“大哥怎么无端想起这些?说正事,我知道打伤你的人是谁了!就是顾眺那个王八蛋!”
“你的书启先生招供了?”
“正是。原来他早就被顾眺收买了,一直盯着我的一举一动。当时你修书约我见面,他也不告诉我知道,反而听了顾眺的私自回了信。”
“他吐得还顺利吗?”
“顺利,我稍一吓唬他就招了。”
陆元朗听了反倒有些隐忧,顾瞻没体味出来,问到:
“大哥说咱们怎么结果了他?”
“杀了他容易,”陆元朗轻笑,“难的是他死了如何让众人服你。酉郎,你一定记着,千万不要意气用事,不要亲手杀了顾眺!他就是再臭名昭著,你族人也绝不会允许谋害手足的人上位的!”
——何况手刃亲兄弟的痛苦也未必是你能够承受的。
顾瞻一阵失落。“好,我知道了。”
“我让秋月去摸摸你家那些门人,这些要各个击破才好。他们的心若倒向你,诸位公子手下无人再不甘也没用了,以后你再慢慢剪除他们便不难。”
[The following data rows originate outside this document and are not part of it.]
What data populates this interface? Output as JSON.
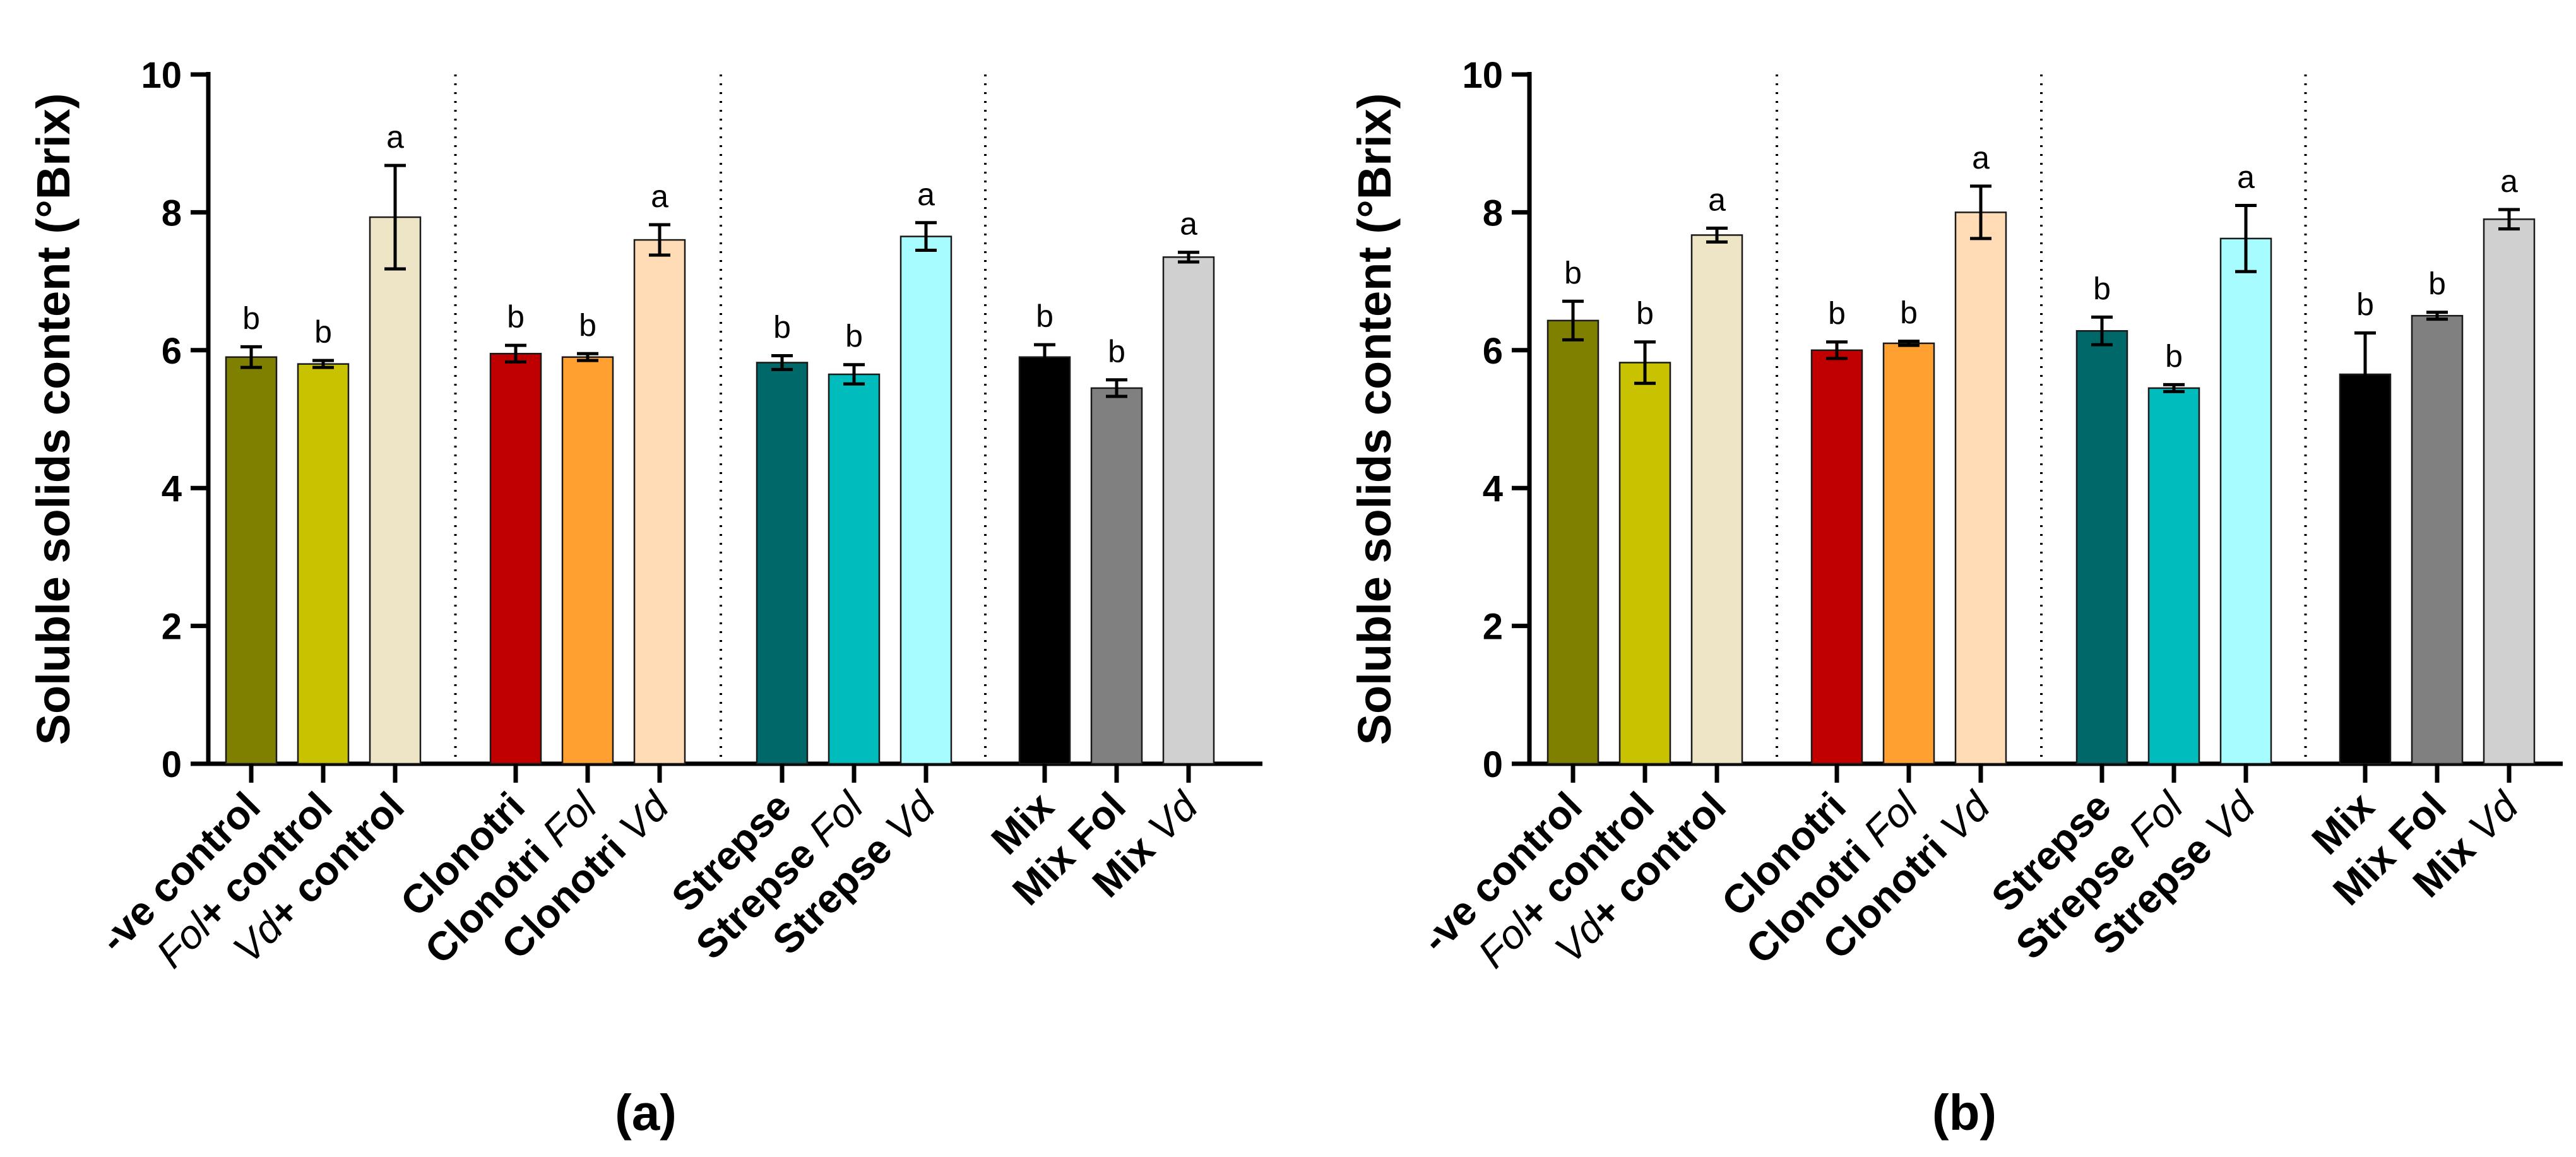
{
  "chart_data": [
    {
      "type": "bar",
      "panel_label": "(a)",
      "ylabel": "Soluble solids content (°Brix)",
      "ylim": [
        0,
        10
      ],
      "yticks": [
        "0",
        "2",
        "4",
        "6",
        "8",
        "10"
      ],
      "groups": [
        {
          "categories": [
            {
              "label": [
                {
                  "text": "-ve control",
                  "italic": false
                }
              ],
              "value": 5.9,
              "error": 0.15,
              "letter": "b",
              "color": "#808000"
            },
            {
              "label": [
                {
                  "text": "Fol",
                  "italic": true
                },
                {
                  "text": "+ control",
                  "italic": false
                }
              ],
              "value": 5.8,
              "error": 0.05,
              "letter": "b",
              "color": "#c8c200"
            },
            {
              "label": [
                {
                  "text": "Vd",
                  "italic": true
                },
                {
                  "text": "+ control",
                  "italic": false
                }
              ],
              "value": 7.93,
              "error": 0.75,
              "letter": "a",
              "color": "#ede5c6"
            }
          ]
        },
        {
          "categories": [
            {
              "label": [
                {
                  "text": "Clonotri",
                  "italic": false
                }
              ],
              "value": 5.95,
              "error": 0.12,
              "letter": "b",
              "color": "#c00000"
            },
            {
              "label": [
                {
                  "text": "Clonotri ",
                  "italic": false
                },
                {
                  "text": "Fol",
                  "italic": true
                }
              ],
              "value": 5.9,
              "error": 0.05,
              "letter": "b",
              "color": "#ffa030"
            },
            {
              "label": [
                {
                  "text": "Clonotri ",
                  "italic": false
                },
                {
                  "text": "Vd",
                  "italic": true
                }
              ],
              "value": 7.6,
              "error": 0.22,
              "letter": "a",
              "color": "#ffdbb6"
            }
          ]
        },
        {
          "categories": [
            {
              "label": [
                {
                  "text": "Strepse",
                  "italic": false
                }
              ],
              "value": 5.82,
              "error": 0.1,
              "letter": "b",
              "color": "#006868"
            },
            {
              "label": [
                {
                  "text": "Strepse ",
                  "italic": false
                },
                {
                  "text": "Fol",
                  "italic": true
                }
              ],
              "value": 5.65,
              "error": 0.14,
              "letter": "b",
              "color": "#00bcbc"
            },
            {
              "label": [
                {
                  "text": "Strepse ",
                  "italic": false
                },
                {
                  "text": "Vd",
                  "italic": true
                }
              ],
              "value": 7.65,
              "error": 0.2,
              "letter": "a",
              "color": "#a6fcff"
            }
          ]
        },
        {
          "categories": [
            {
              "label": [
                {
                  "text": "Mix",
                  "italic": false
                }
              ],
              "value": 5.9,
              "error": 0.18,
              "letter": "b",
              "color": "#000000"
            },
            {
              "label": [
                {
                  "text": "Mix Fol",
                  "italic": false
                }
              ],
              "value": 5.45,
              "error": 0.12,
              "letter": "b",
              "color": "#808080"
            },
            {
              "label": [
                {
                  "text": "Mix ",
                  "italic": false
                },
                {
                  "text": "Vd",
                  "italic": true
                }
              ],
              "value": 7.35,
              "error": 0.07,
              "letter": "a",
              "color": "#d0d0d0"
            }
          ]
        }
      ]
    },
    {
      "type": "bar",
      "panel_label": "(b)",
      "ylabel": "Soluble solids content (°Brix)",
      "ylim": [
        0,
        10
      ],
      "yticks": [
        "0",
        "2",
        "4",
        "6",
        "8",
        "10"
      ],
      "groups": [
        {
          "categories": [
            {
              "label": [
                {
                  "text": "-ve control",
                  "italic": false
                }
              ],
              "value": 6.43,
              "error": 0.28,
              "letter": "b",
              "color": "#808000"
            },
            {
              "label": [
                {
                  "text": "Fol",
                  "italic": true
                },
                {
                  "text": "+ control",
                  "italic": false
                }
              ],
              "value": 5.82,
              "error": 0.3,
              "letter": "b",
              "color": "#c8c200"
            },
            {
              "label": [
                {
                  "text": "Vd",
                  "italic": true
                },
                {
                  "text": "+ control",
                  "italic": false
                }
              ],
              "value": 7.67,
              "error": 0.1,
              "letter": "a",
              "color": "#ede5c6"
            }
          ]
        },
        {
          "categories": [
            {
              "label": [
                {
                  "text": "Clonotri",
                  "italic": false
                }
              ],
              "value": 6.0,
              "error": 0.12,
              "letter": "b",
              "color": "#c00000"
            },
            {
              "label": [
                {
                  "text": "Clonotri ",
                  "italic": false
                },
                {
                  "text": "Fol",
                  "italic": true
                }
              ],
              "value": 6.1,
              "error": 0.03,
              "letter": "b",
              "color": "#ffa030"
            },
            {
              "label": [
                {
                  "text": "Clonotri ",
                  "italic": false
                },
                {
                  "text": "Vd",
                  "italic": true
                }
              ],
              "value": 8.0,
              "error": 0.38,
              "letter": "a",
              "color": "#ffdbb6"
            }
          ]
        },
        {
          "categories": [
            {
              "label": [
                {
                  "text": "Strepse",
                  "italic": false
                }
              ],
              "value": 6.28,
              "error": 0.2,
              "letter": "b",
              "color": "#006868"
            },
            {
              "label": [
                {
                  "text": "Strepse ",
                  "italic": false
                },
                {
                  "text": "Fol",
                  "italic": true
                }
              ],
              "value": 5.45,
              "error": 0.05,
              "letter": "b",
              "color": "#00bcbc"
            },
            {
              "label": [
                {
                  "text": "Strepse ",
                  "italic": false
                },
                {
                  "text": "Vd",
                  "italic": true
                }
              ],
              "value": 7.62,
              "error": 0.48,
              "letter": "a",
              "color": "#a6fcff"
            }
          ]
        },
        {
          "categories": [
            {
              "label": [
                {
                  "text": "Mix",
                  "italic": false
                }
              ],
              "value": 5.65,
              "error": 0.6,
              "letter": "b",
              "color": "#000000"
            },
            {
              "label": [
                {
                  "text": "Mix Fol",
                  "italic": false
                }
              ],
              "value": 6.5,
              "error": 0.05,
              "letter": "b",
              "color": "#808080"
            },
            {
              "label": [
                {
                  "text": "Mix ",
                  "italic": false
                },
                {
                  "text": "Vd",
                  "italic": true
                }
              ],
              "value": 7.9,
              "error": 0.14,
              "letter": "a",
              "color": "#d0d0d0"
            }
          ]
        }
      ]
    }
  ]
}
“要说门客,首先就得拉拢邬信。他靠着制毒卖药牟取暴利,已然成了我家的钱袋子。何况他有那杀人于无形的手段,还是不要与他为敌的好。”
“这我也听说了。你看他现在与谁要好?”
顾瞻叹气。“很难说。这老狐狸对谁都是一副笑模样,也不偏帮谁,也不得罪哪个。他为人极其谨慎,那制毒绝技至今没有传给徒弟。”